I've got a bunch of burst-y workloads that not easy to predict, and when they're running at their peak, they're doing important stuff that I'd rather not be terminated. Over-provisioning is one way to handle it, but then I risk OOM-ing the entire node. Throwing more memory at it is another solution but then we're paying a ton of money to let memory sit around unused.

link

RafalKorepta 1443 days ago

Is there any KEPs?

link

kube-system 1443 days ago

https://github.com/kubernetes/enhancements/issues/2400

link

jeffbee 1443 days ago

This article is a little confusing, so I just want to clarify something for the audience. It makes it sound like OOM killing is asynchronous, but it is not. The OOM killer kicks in as soon as you try to realize more memory than your cgroup's limit. The kernel will first attempt to reclaim memory and if that fails it will kill something. There isn't some grace period during which your cgroup can skate along over its limit.

link

kevin_nisbet 1443 days ago

Another area to consider is kernel memory accounting in the cgroup. So Kernel memory for sockets and the like, can get counted for in the cgroup / kubernetes pod.
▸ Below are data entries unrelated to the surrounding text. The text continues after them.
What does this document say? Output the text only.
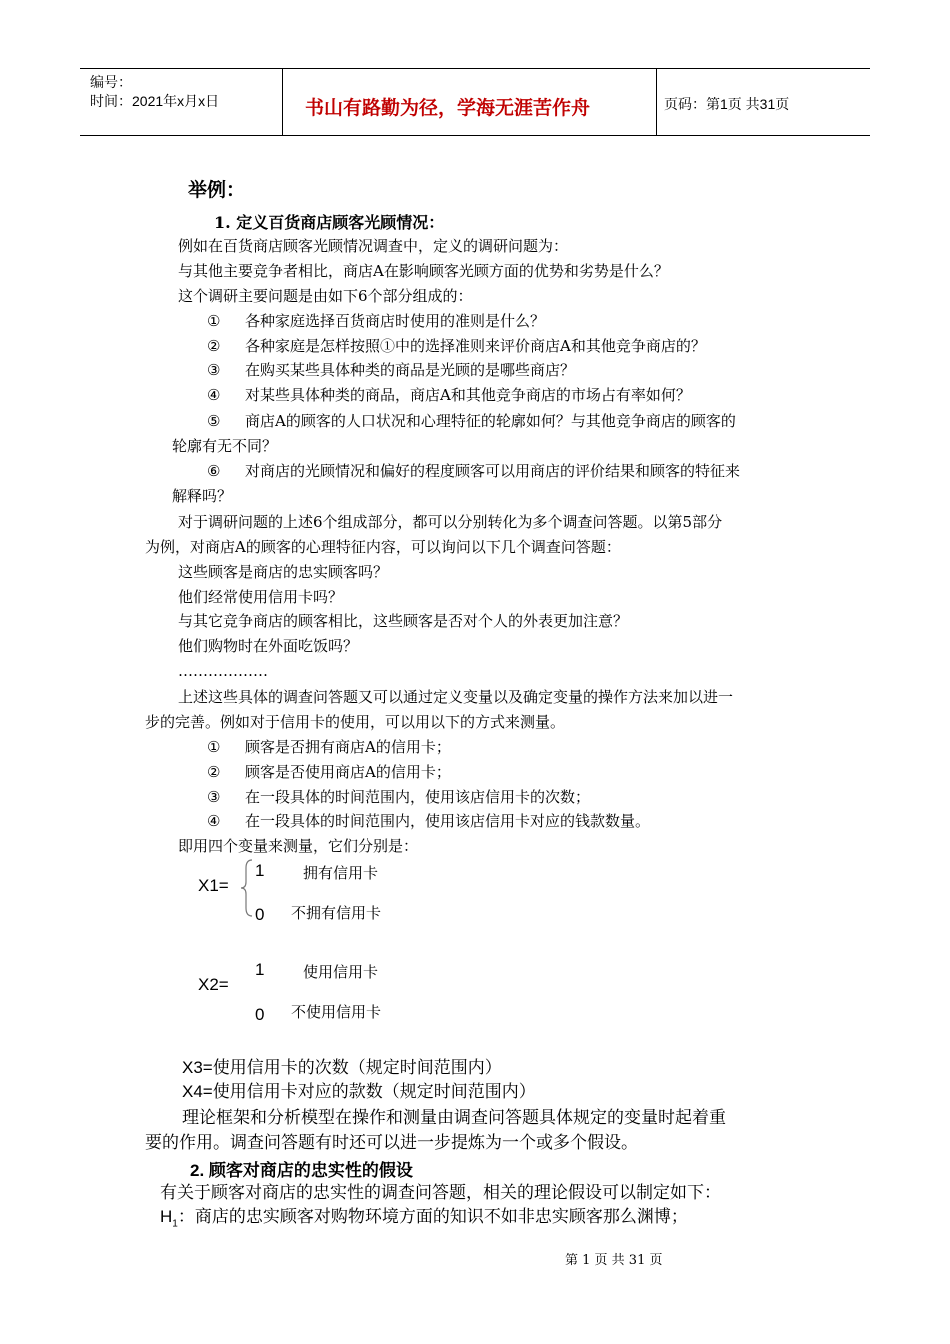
编号：
时间：2021年x月x日	书山有路勤为径，学海无涯苦作舟	页码：第1页 共31页
举例：
1. 定义百货商店顾客光顾情况：
例如在百货商店顾客光顾情况调查中，定义的调研问题为：
与其他主要竞争者相比，商店A在影响顾客光顾方面的优势和劣势是什么？
这个调研主要问题是由如下6个部分组成的：
① 各种家庭选择百货商店时使用的准则是什么？
② 各种家庭是怎样按照①中的选择准则来评价商店A和其他竞争商店的？
③ 在购买某些具体种类的商品是光顾的是哪些商店？
④ 对某些具体种类的商品，商店A和其他竞争商店的市场占有率如何？
⑤ 商店A的顾客的人口状况和心理特征的轮廓如何？与其他竞争商店的顾客的
轮廓有无不同？
⑥ 对商店的光顾情况和偏好的程度顾客可以用商店的评价结果和顾客的特征来
解释吗？
对于调研问题的上述6个组成部分，都可以分别转化为多个调查问答题。以第5部分
为例，对商店A的顾客的心理特征内容，可以询问以下几个调查问答题：
这些顾客是商店的忠实顾客吗？
他们经常使用信用卡吗？
与其它竞争商店的顾客相比，这些顾客是否对个人的外表更加注意？
他们购物时在外面吃饭吗？
………………
上述这些具体的调查问答题又可以通过定义变量以及确定变量的操作方法来加以进一
步的完善。例如对于信用卡的使用，可以用以下的方式来测量。
① 顾客是否拥有商店A的信用卡；
② 顾客是否使用商店A的信用卡；
③ 在一段具体的时间范围内，使用该店信用卡的次数；
④ 在一段具体的时间范围内，使用该店信用卡对应的钱款数量。
即用四个变量来测量，它们分别是：
X1=
1	拥有信用卡
0 不拥有信用卡
X2=
1	使用信用卡
0 不使用信用卡
X3=使用信用卡的次数（规定时间范围内）
X4=使用信用卡对应的款数（规定时间范围内）
理论框架和分析模型在操作和测量由调查问答题具体规定的变量时起着重
要的作用。调查问答题有时还可以进一步提炼为一个或多个假设。
2. 顾客对商店的忠实性的假设
有关于顾客对商店的忠实性的调查问答题，相关的理论假设可以制定如下：
$H_1$：商店的忠实顾客对购物环境方面的知识不如非忠实顾客那么渊博；
第 1 页 共 31 页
So this is another area where you shouldn't give 100% of the memory to the application if it needs to communicate or is busy on the network.

link

jeffbee 1443 days ago

It's also possible to boot with kmem accounting disabled, and I recommend it. Yes, it makes the accounting approximate, but kmem accounting is fundamentally unfair. Random cgroups get victimized by owning random slabs, and kernel reclaim is a mess of bugs.

link

benpope 1443 days ago

This is exactly the reason for the default 10% buffer between what we tell seastar it can have, and what we request for the cgroup with K8s.

In one case we saw that the kernel was unable to allocate a TCP buffer, so it decided to OOMKill Redpanda.

link

nojito 1443 days ago

Redpanda is just amazing. it's definitely a sleeper project..but I love having it as a secret weapon.

link

mi_lk 1443 days ago

say more? In what ways is it amazing

link

somenewaccount1 1443 days ago

Tl;Dr, set memory constraints for you k8s containers, kubernetes-101.

link

RafalKorepta 1443 days ago

True, it is harder when you need to maximize resource utilization. The k8s scheduler did want we requested, but seastar and memory allocation in Redpanda show us (OOM) that POD sandbox has some overhead.

link